One of the major challenges in Peer-to-Peer (P2P) file sharing systems is to support content-based search. Although there have been some proposals to address this challenge, they share the same weakness of using either servers or super-peers to keep global knowledge, which is required to identify importance of terms to avoid popular terms in query processing. As a result, they are not scalable and are prone to the bottleneck problem, which is caused by the high visiting load at the global knowledge maintainers. To that end, in this paper, we propose a novel adaptive indexing approach for content-based search in P2P systems, which can identify importance of terms without keeping global knowledge. Our method is based on an adaptive indexing structure that combines a Chord ring and a balanced tree. The tree is used to aggregate and classify terms adaptively, while the Chord ring is used to index terms of nodes in the tree. Specifically, at each node of the tree, the system classifies terms as either important or unimportant. Important terms, which can distinguish the node from its neighbor nodes, are indexed in the Chord ring. On the other hand, unimportant terms, which are either popular or rare terms, are aggregated to higher level nodes.
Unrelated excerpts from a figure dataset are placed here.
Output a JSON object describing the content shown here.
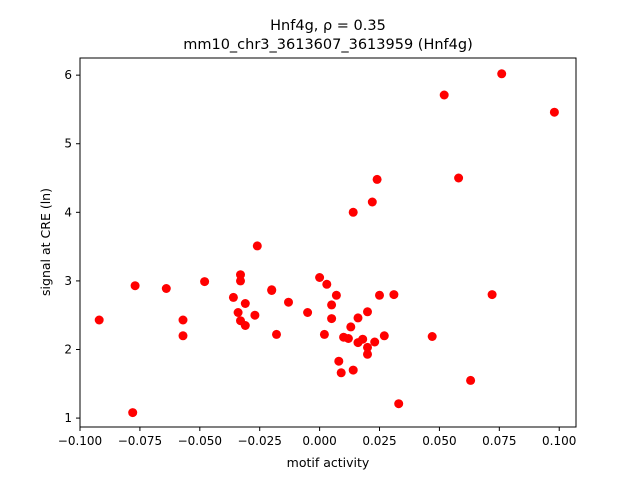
{
  "chart_data": {
    "type": "scatter",
    "title_line1": "Hnf4g, ρ = 0.35",
    "title_line2": "mm10_chr3_3613607_3613959 (Hnf4g)",
    "xlabel": "motif activity",
    "ylabel": "signal at CRE (ln)",
    "xlim": [
      -0.1,
      0.107
    ],
    "ylim": [
      0.87,
      6.25
    ],
    "xticks": [
      "−0.100",
      "−0.075",
      "−0.050",
      "−0.025",
      "0.000",
      "0.025",
      "0.050",
      "0.075",
      "0.100"
    ],
    "xtick_values": [
      -0.1,
      -0.075,
      -0.05,
      -0.025,
      0.0,
      0.025,
      0.05,
      0.075,
      0.1
    ],
    "yticks": [
      "1",
      "2",
      "3",
      "4",
      "5",
      "6"
    ],
    "ytick_values": [
      1,
      2,
      3,
      4,
      5,
      6
    ],
    "grid": false,
    "marker_color": "#ff0000",
    "points": [
      {
        "x": -0.092,
        "y": 2.43
      },
      {
        "x": -0.078,
        "y": 1.08
      },
      {
        "x": -0.077,
        "y": 2.93
      },
      {
        "x": -0.064,
        "y": 2.89
      },
      {
        "x": -0.057,
        "y": 2.43
      },
      {
        "x": -0.057,
        "y": 2.2
      },
      {
        "x": -0.048,
        "y": 2.99
      },
      {
        "x": -0.036,
        "y": 2.76
      },
      {
        "x": -0.034,
        "y": 2.54
      },
      {
        "x": -0.033,
        "y": 2.42
      },
      {
        "x": -0.033,
        "y": 3.09
      },
      {
        "x": -0.033,
        "y": 3.0
      },
      {
        "x": -0.031,
        "y": 2.35
      },
      {
        "x": -0.031,
        "y": 2.67
      },
      {
        "x": -0.027,
        "y": 2.5
      },
      {
        "x": -0.026,
        "y": 3.51
      },
      {
        "x": -0.02,
        "y": 2.86
      },
      {
        "x": -0.02,
        "y": 2.87
      },
      {
        "x": -0.018,
        "y": 2.22
      },
      {
        "x": -0.013,
        "y": 2.69
      },
      {
        "x": -0.005,
        "y": 2.54
      },
      {
        "x": 0.0,
        "y": 3.05
      },
      {
        "x": 0.002,
        "y": 2.22
      },
      {
        "x": 0.003,
        "y": 2.95
      },
      {
        "x": 0.005,
        "y": 2.45
      },
      {
        "x": 0.005,
        "y": 2.65
      },
      {
        "x": 0.007,
        "y": 2.79
      },
      {
        "x": 0.008,
        "y": 1.83
      },
      {
        "x": 0.009,
        "y": 1.66
      },
      {
        "x": 0.01,
        "y": 2.18
      },
      {
        "x": 0.012,
        "y": 2.16
      },
      {
        "x": 0.013,
        "y": 2.33
      },
      {
        "x": 0.014,
        "y": 1.7
      },
      {
        "x": 0.014,
        "y": 4.0
      },
      {
        "x": 0.016,
        "y": 2.46
      },
      {
        "x": 0.016,
        "y": 2.1
      },
      {
        "x": 0.018,
        "y": 2.15
      },
      {
        "x": 0.02,
        "y": 2.55
      },
      {
        "x": 0.02,
        "y": 2.03
      },
      {
        "x": 0.02,
        "y": 1.93
      },
      {
        "x": 0.022,
        "y": 4.15
      },
      {
        "x": 0.023,
        "y": 2.11
      },
      {
        "x": 0.024,
        "y": 4.48
      },
      {
        "x": 0.025,
        "y": 2.79
      },
      {
        "x": 0.027,
        "y": 2.2
      },
      {
        "x": 0.031,
        "y": 2.8
      },
      {
        "x": 0.033,
        "y": 1.21
      },
      {
        "x": 0.047,
        "y": 2.19
      },
      {
        "x": 0.052,
        "y": 5.71
      },
      {
        "x": 0.058,
        "y": 4.5
      },
      {
        "x": 0.063,
        "y": 1.55
      },
      {
        "x": 0.072,
        "y": 2.8
      },
      {
        "x": 0.076,
        "y": 6.02
      },
      {
        "x": 0.098,
        "y": 5.46
      }
    ]
  }
}
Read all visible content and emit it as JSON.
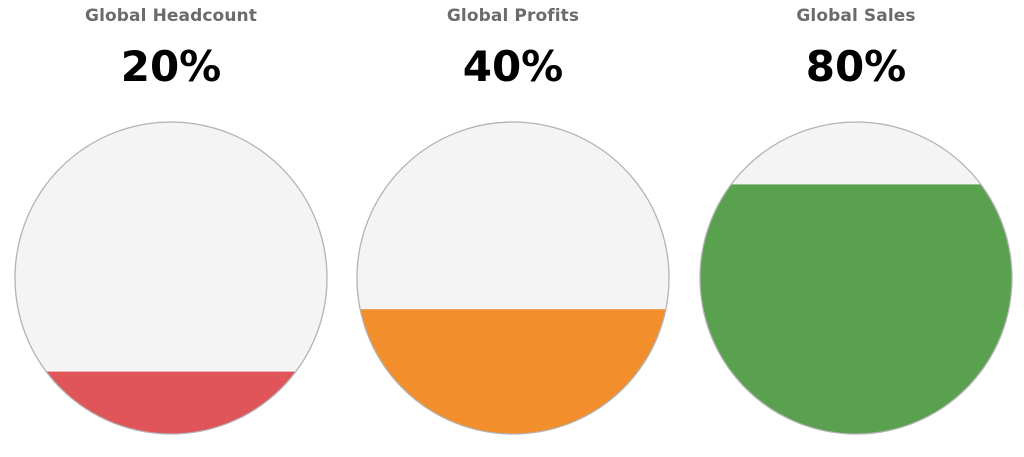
{
  "chart_data": [
    {
      "type": "liquid-fill-gauge",
      "title": "Global Headcount",
      "value_label": "20%",
      "value": 20,
      "max": 100,
      "fill_color": "#e0555a",
      "empty_color": "#f4f4f4",
      "outline_color": "#b3b3b3"
    },
    {
      "type": "liquid-fill-gauge",
      "title": "Global Profits",
      "value_label": "40%",
      "value": 40,
      "max": 100,
      "fill_color": "#f28e2b",
      "empty_color": "#f4f4f4",
      "outline_color": "#b3b3b3"
    },
    {
      "type": "liquid-fill-gauge",
      "title": "Global Sales",
      "value_label": "80%",
      "value": 80,
      "max": 100,
      "fill_color": "#59a14f",
      "empty_color": "#f4f4f4",
      "outline_color": "#b3b3b3"
    }
  ]
}
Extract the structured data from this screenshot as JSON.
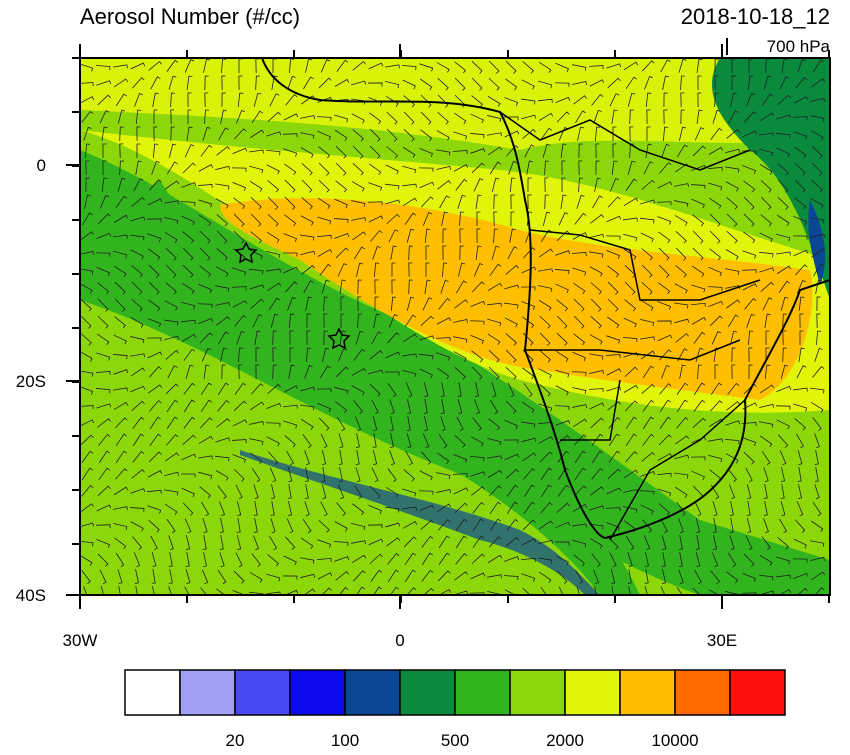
{
  "header": {
    "title": "Aerosol Number (#/cc)",
    "date": "2018-10-18_12",
    "level": "700 hPa"
  },
  "map": {
    "lat_labels": [
      "0",
      "20S",
      "40S"
    ],
    "lon_labels": [
      "30W",
      "0",
      "30E"
    ]
  },
  "colorbar": {
    "colors": [
      "#ffffff",
      "#a0a0f5",
      "#4848f5",
      "#0a0aec",
      "#0a4896",
      "#0a8a3c",
      "#32b41e",
      "#8cd70a",
      "#e1f50a",
      "#ffbf00",
      "#ff6a00",
      "#ff1010"
    ],
    "labels": [
      "20",
      "100",
      "500",
      "2000",
      "10000"
    ]
  }
}
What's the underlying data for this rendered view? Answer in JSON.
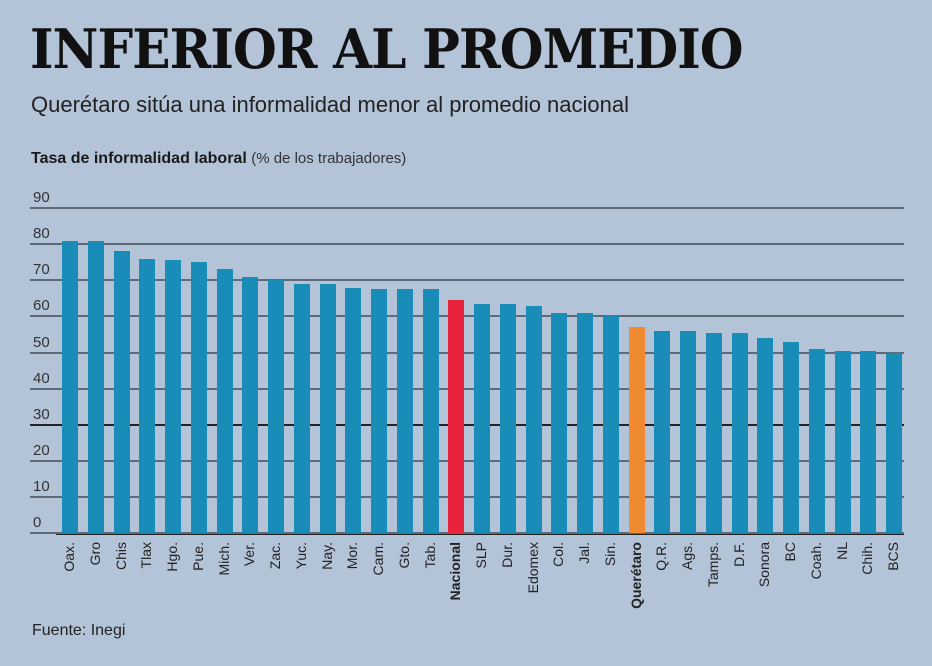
{
  "header": {
    "title": "INFERIOR AL PROMEDIO",
    "subtitle": "Querétaro sitúa una informalidad menor al promedio nacional",
    "axis_title_bold": "Tasa de informalidad laboral",
    "axis_title_unit": "(% de los trabajadores)"
  },
  "footer": {
    "source": "Fuente: Inegi"
  },
  "colors": {
    "default": "#1a8cb8",
    "nacional": "#e8243c",
    "queretaro": "#f08a30",
    "background": "#b4c4d8"
  },
  "chart_data": {
    "type": "bar",
    "title": "INFERIOR AL PROMEDIO",
    "subtitle": "Querétaro sitúa una informalidad menor al promedio nacional",
    "ylabel": "Tasa de informalidad laboral (% de los trabajadores)",
    "xlabel": "",
    "ylim": [
      0,
      90
    ],
    "yticks": [
      0,
      10,
      20,
      30,
      40,
      50,
      60,
      70,
      80,
      90
    ],
    "grid": true,
    "categories": [
      "Oax.",
      "Gro",
      "Chis",
      "Tlax",
      "Hgo.",
      "Pue.",
      "Mich.",
      "Ver.",
      "Zac.",
      "Yuc.",
      "Nay.",
      "Mor.",
      "Cam.",
      "Gto.",
      "Tab.",
      "Nacional",
      "SLP",
      "Dur.",
      "Edomex",
      "Col.",
      "Jal.",
      "Sin.",
      "Querétaro",
      "Q.R.",
      "Ags.",
      "Tamps.",
      "D.F.",
      "Sonora",
      "BC",
      "Coah.",
      "NL",
      "Chih.",
      "BCS"
    ],
    "values": [
      81,
      81,
      78,
      76,
      75.5,
      75,
      73,
      71,
      70,
      69,
      69,
      68,
      67.5,
      67.5,
      67.5,
      64.5,
      63.5,
      63.5,
      63,
      61,
      61,
      60,
      57,
      56,
      56,
      55.5,
      55.5,
      54,
      53,
      51,
      50.5,
      50.5,
      50
    ],
    "highlight": {
      "Nacional": "#e8243c",
      "Querétaro": "#f08a30"
    },
    "source": "Fuente: Inegi"
  }
}
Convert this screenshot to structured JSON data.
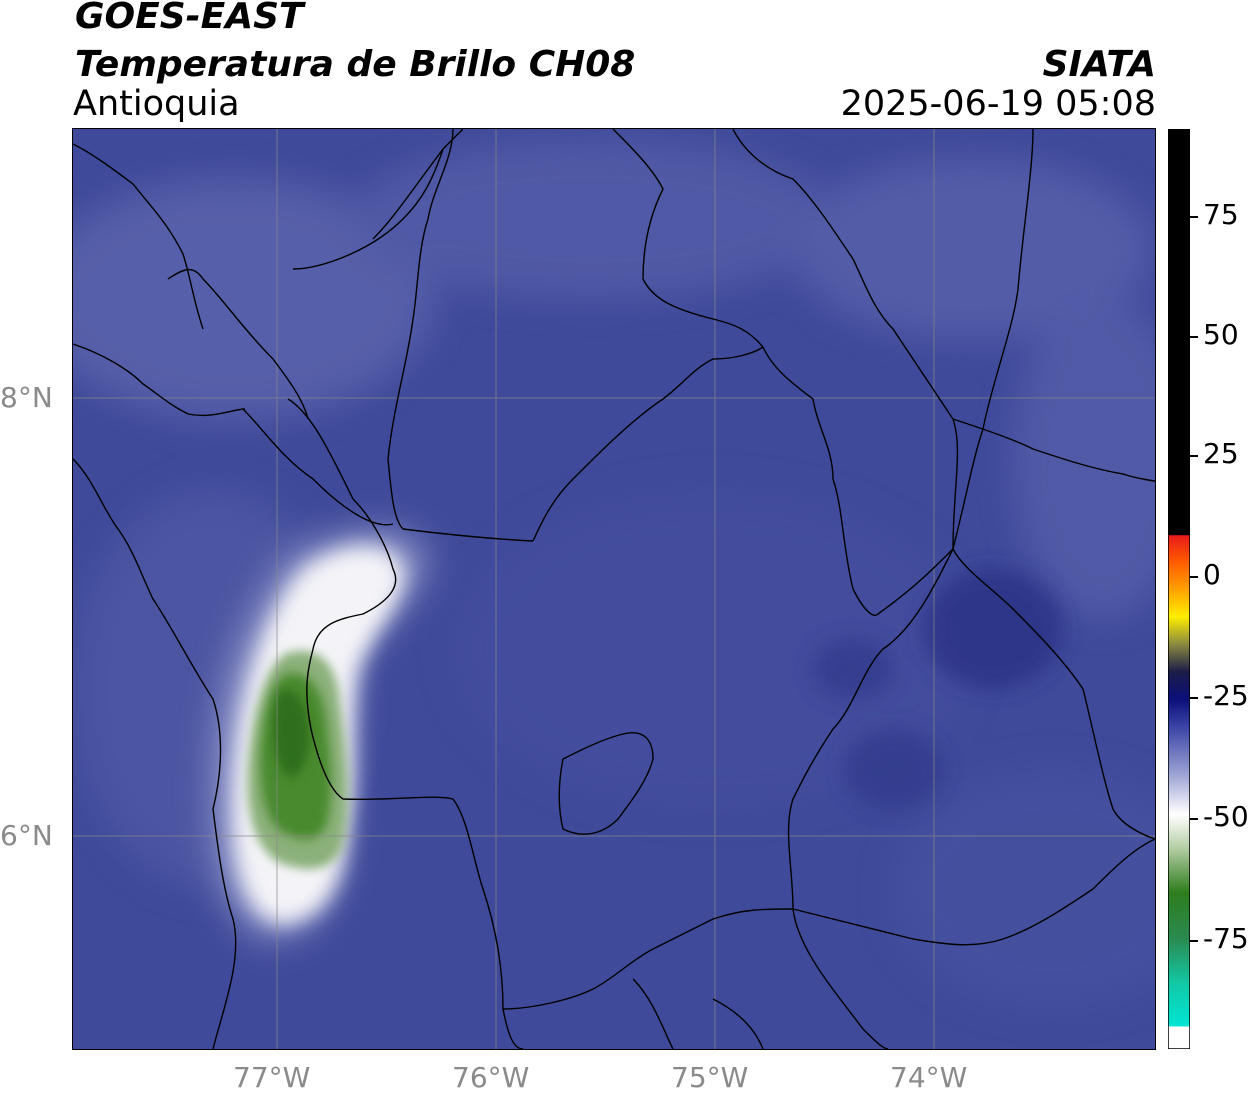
{
  "header": {
    "title_line1": "GOES-EAST",
    "title_line2": "Temperatura de Brillo CH08",
    "region": "Antioquia",
    "source": "SIATA",
    "timestamp": "2025-06-19 05:08"
  },
  "map": {
    "lat_labels": [
      "8°N",
      "6°N"
    ],
    "lon_labels": [
      "77°W",
      "76°W",
      "75°W",
      "74°W"
    ],
    "background_color": "#3f4a9a",
    "gridline_color": "#888888",
    "border_color": "#000000"
  },
  "colorbar": {
    "tick_labels": [
      "75",
      "50",
      "25",
      "0",
      "-25",
      "-50",
      "-75"
    ],
    "colors": {
      "top_black": "#000000",
      "warm_red": "#ff1a00",
      "orange": "#ff9900",
      "yellow": "#ffee00",
      "dark": "#222244",
      "navy": "#0b0f7a",
      "blue": "#3b45a6",
      "white": "#ffffff",
      "green": "#2e7d1e",
      "teal": "#00e5d4"
    }
  }
}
Such classification enables the system to process queries on the fly without the need for global knowledge. Besides, compared to the methods that index terms separately, term aggregation reduces the indexing cost significantly. Taking advantage of the tree structure, we also develop an efficient search algorithm to tackle the bottleneck problem near the root. Finally, our extensive experiments on both benchmark and Wikipedia datasets validated the effectiveness and efficiency of the proposed method.